On Thursday, the day before, Presley was herself: unchanged and energized. She ate, played, jumped on furniture, nudged my hand in reminder to scratch that special spot where her ear met her skull. She walked, the night air whipping by. She pranced using those bouncing legs, the leash pulling forward, her nose smelling wildly.
But Friday, when our family woke, she had changed in the night. Her lymph-node protruded and hung, the size of a clementine. The cancer had ravaged her small body while we slept, had torn her apart.

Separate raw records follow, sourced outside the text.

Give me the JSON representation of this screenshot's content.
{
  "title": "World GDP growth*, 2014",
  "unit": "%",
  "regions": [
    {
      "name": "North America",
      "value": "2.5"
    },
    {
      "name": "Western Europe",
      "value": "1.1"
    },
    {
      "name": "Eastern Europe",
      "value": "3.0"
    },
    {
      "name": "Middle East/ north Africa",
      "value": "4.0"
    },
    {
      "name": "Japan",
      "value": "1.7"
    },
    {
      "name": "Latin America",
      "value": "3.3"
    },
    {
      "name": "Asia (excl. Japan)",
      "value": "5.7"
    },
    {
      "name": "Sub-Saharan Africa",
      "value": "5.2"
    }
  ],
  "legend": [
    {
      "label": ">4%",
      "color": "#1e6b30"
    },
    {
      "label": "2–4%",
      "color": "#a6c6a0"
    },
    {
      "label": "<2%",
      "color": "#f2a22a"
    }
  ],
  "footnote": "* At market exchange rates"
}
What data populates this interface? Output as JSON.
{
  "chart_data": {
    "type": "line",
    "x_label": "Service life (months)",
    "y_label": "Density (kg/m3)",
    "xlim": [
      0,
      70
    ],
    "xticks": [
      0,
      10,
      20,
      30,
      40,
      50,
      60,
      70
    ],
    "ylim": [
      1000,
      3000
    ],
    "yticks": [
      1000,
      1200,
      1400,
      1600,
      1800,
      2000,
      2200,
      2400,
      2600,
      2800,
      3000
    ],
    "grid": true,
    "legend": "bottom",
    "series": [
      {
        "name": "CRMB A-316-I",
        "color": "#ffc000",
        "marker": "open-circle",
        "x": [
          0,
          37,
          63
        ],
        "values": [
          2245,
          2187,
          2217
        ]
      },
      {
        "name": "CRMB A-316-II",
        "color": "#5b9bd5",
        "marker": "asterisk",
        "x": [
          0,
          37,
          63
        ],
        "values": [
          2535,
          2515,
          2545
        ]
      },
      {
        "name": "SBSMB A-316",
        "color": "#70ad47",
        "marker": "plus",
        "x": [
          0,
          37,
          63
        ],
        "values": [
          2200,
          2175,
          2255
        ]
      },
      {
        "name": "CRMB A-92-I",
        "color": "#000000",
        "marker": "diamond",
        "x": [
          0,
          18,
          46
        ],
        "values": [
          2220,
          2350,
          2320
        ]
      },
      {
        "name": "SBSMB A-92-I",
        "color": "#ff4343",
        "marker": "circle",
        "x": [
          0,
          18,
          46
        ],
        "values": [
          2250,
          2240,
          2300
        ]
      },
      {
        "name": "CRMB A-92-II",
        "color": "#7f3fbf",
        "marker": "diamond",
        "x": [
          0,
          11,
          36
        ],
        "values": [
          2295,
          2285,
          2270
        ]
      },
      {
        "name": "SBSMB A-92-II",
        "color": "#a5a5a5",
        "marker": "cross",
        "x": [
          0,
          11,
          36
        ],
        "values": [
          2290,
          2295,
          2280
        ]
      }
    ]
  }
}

She hid, shaking under our bed. I laid on my tummy, as I’ve done many times, attempting to coax her out, calling her name in my most soothing tone. From her I saw only the smallest acknowledgment, a single flick of the tail. No lift of her pretty head. And so, I scooped her seventeen pound body out from under my bed; the dead weight of it, no resistance but no help, either.
I brought her out to the backyard where she stood for a moment, stuck, forgetting how to move her body back toward our house. She leaned, paralyzed. And so I went to her. Picked her up in my arms. She never much liked to be held or carried. She was not a small dog at heart, only in stature. But during her last day on Earth, she finally gave into the cradle of my arms. She laid her head down on my bicep, her breathing labored. I held her tight, reminding her of my love, and more of my tears dampened her fur.
On that day, Presley’s last, I learned a new word. Degranulation. When a cancerous tumor releases all of its toxins at once. It is a cruelness and a gift. It is both-and. There was no slow, painful decline. It was all at once. We said goodbye, all at once.
I held her close and all at once she slept and all at once her heart stopped beating and all at once our lives, they changed.
When I said goodbye to Presley, it was the first time I ever watched a creature I loved take their last breath. I pressed my tear-streaked cheeks into her face, her nose. I whispered goodbye and thank you and you were a gift.
So much though, of what is shared between human and dog—the looks, hugs, scratches, and walks—it is a special kind of unspoken language. It is a language felt and not said.
We said goodbye to Presley in our vet’s office on Friday afternoon. But we’ll keep the language we shared with her forever. We’ll keep it in our hearts.